- ISO Dates
- Long Dates
- Short Dates
- Full Format
ISO 8601 is the global standard for the portrayal of dates and times.
Example (Complete date)
It can be composed without indicating the day (YYYY-MM):
Example (Year and month)
It can be composed without month and day (YYYY):
Example (Only year)
It can be composed with included hours, minutes, and seconds (YYYY-MM-DDTHH:MM:SS):
Example (Complete date in addition to hours, minutes, and seconds)
The T in the date string, between the date and time, demonstrates UTC time.
Long dates are regularly composed with a "MMM DD YYYY" language structure this way:
Month and day can be in any order:
And, month can be written in full (January), or condensed (Jan):
Commas are disregarded.
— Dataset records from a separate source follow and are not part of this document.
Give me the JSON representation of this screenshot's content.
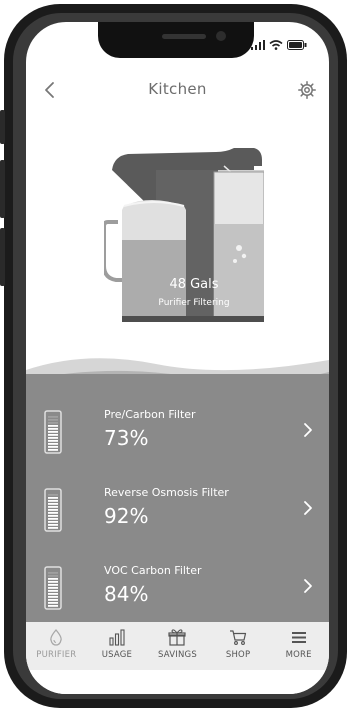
{
  "header": {
    "title": "Kitchen"
  },
  "purifier": {
    "gallons": "48 Gals",
    "status": "Purifier Filtering"
  },
  "filters": [
    {
      "name": "Pre/Carbon Filter",
      "percent": "73%",
      "level": 0.73
    },
    {
      "name": "Reverse Osmosis Filter",
      "percent": "92%",
      "level": 0.92
    },
    {
      "name": "VOC Carbon Filter",
      "percent": "84%",
      "level": 0.84
    }
  ],
  "tabs": [
    {
      "label": "PURIFIER",
      "icon": "drop-icon",
      "active": false
    },
    {
      "label": "USAGE",
      "icon": "bar-chart-icon",
      "active": true
    },
    {
      "label": "SAVINGS",
      "icon": "gift-icon",
      "active": true
    },
    {
      "label": "SHOP",
      "icon": "cart-icon",
      "active": true
    },
    {
      "label": "MORE",
      "icon": "menu-icon",
      "active": true
    }
  ],
  "colors": {
    "panel": "#8a8a8a",
    "tabbar": "#ededed",
    "text_muted": "#6d6d6d"
  }
}
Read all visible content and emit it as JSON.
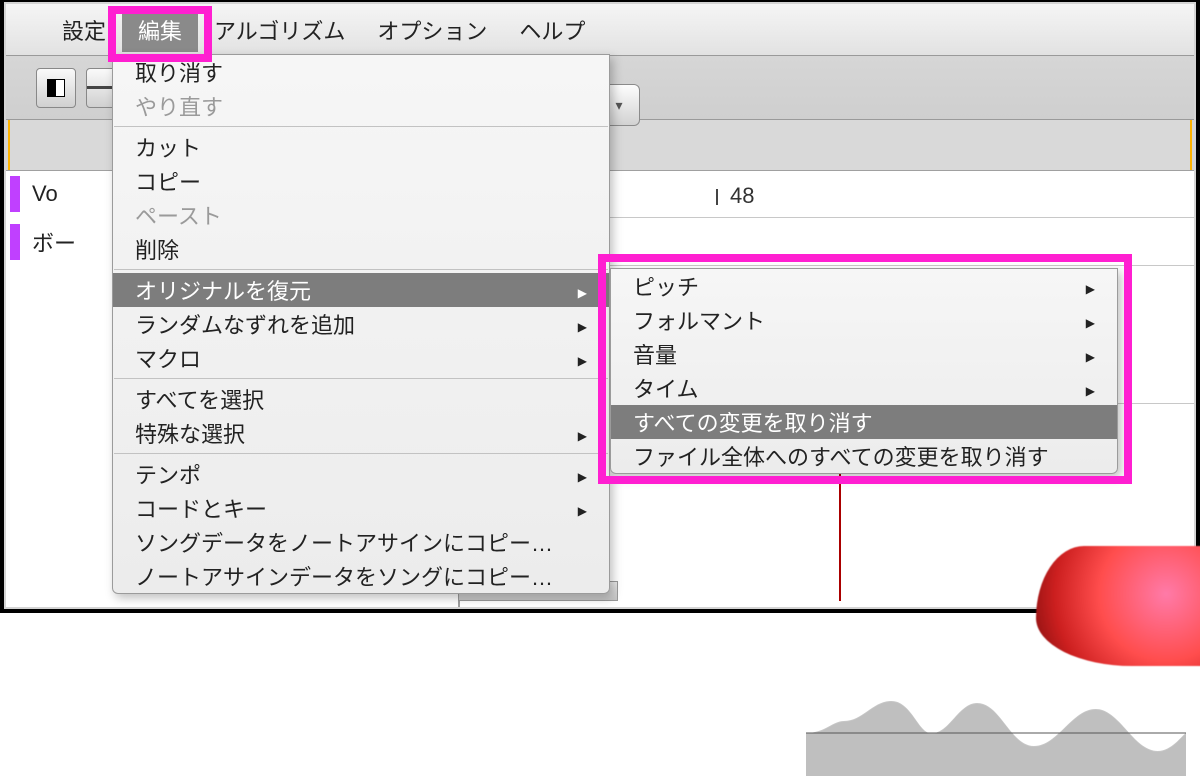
{
  "menubar": {
    "items": [
      "設定",
      "編集",
      "アルゴリズム",
      "オプション",
      "ヘルプ"
    ],
    "active_index": 1
  },
  "tracklist": {
    "items": [
      "Vo",
      "ボー"
    ]
  },
  "ruler": {
    "label48": "48"
  },
  "edit_menu": {
    "items": [
      {
        "label": "取り消す",
        "enabled": true
      },
      {
        "label": "やり直す",
        "enabled": false
      },
      {
        "sep": true
      },
      {
        "label": "カット",
        "enabled": true
      },
      {
        "label": "コピー",
        "enabled": true
      },
      {
        "label": "ペースト",
        "enabled": false
      },
      {
        "label": "削除",
        "enabled": true
      },
      {
        "sep": true
      },
      {
        "label": "オリジナルを復元",
        "enabled": true,
        "selected": true,
        "submenu": true
      },
      {
        "label": "ランダムなずれを追加",
        "enabled": true,
        "submenu": true
      },
      {
        "label": "マクロ",
        "enabled": true,
        "submenu": true
      },
      {
        "sep": true
      },
      {
        "label": "すべてを選択",
        "enabled": true
      },
      {
        "label": "特殊な選択",
        "enabled": true,
        "submenu": true
      },
      {
        "sep": true
      },
      {
        "label": "テンポ",
        "enabled": true,
        "submenu": true
      },
      {
        "label": "コードとキー",
        "enabled": true,
        "submenu": true
      },
      {
        "label": "ソングデータをノートアサインにコピー…",
        "enabled": true
      },
      {
        "label": "ノートアサインデータをソングにコピー…",
        "enabled": true
      }
    ]
  },
  "sub_menu": {
    "items": [
      {
        "label": "ピッチ",
        "submenu": true
      },
      {
        "label": "フォルマント",
        "submenu": true
      },
      {
        "label": "音量",
        "submenu": true
      },
      {
        "label": "タイム",
        "submenu": true
      },
      {
        "label": "すべての変更を取り消す",
        "selected": true
      },
      {
        "label": "ファイル全体へのすべての変更を取り消す"
      }
    ]
  },
  "colors": {
    "highlight": "#ff1fd1",
    "selection": "#7d7d7d",
    "track_accent": "#c040ff"
  }
}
Names are case insensitive:
Short dates are regularly composed with a "MM/DD/YYYY" grammar like this:
Full Date Format
|UTC||Coordinated Universal Time|
|GMT||Greenwich Mean Time|
|EDT||(US) Eastern Daylight Time|
|CDT||(US) Central Daylight Time|
|MDT||(US) Mountain Daylight Time|
|PDT||(US) Pacific Daylight Time|
|EST||(US) Eastern Standard Time|
|CST||(US) Central Standard Time|
|MST||(US) Mountain Standard Time|
|PST||(US) Pacific Standard Time|
When getting a date, without indicating the time zone, the outcome is changed over to the program's time zone.
In different words: If a date/time is made in GMT (Greenwich Mean Time), the date/time will be changed over to CDT (Central US Daylight Time) if a client peruses from focal US.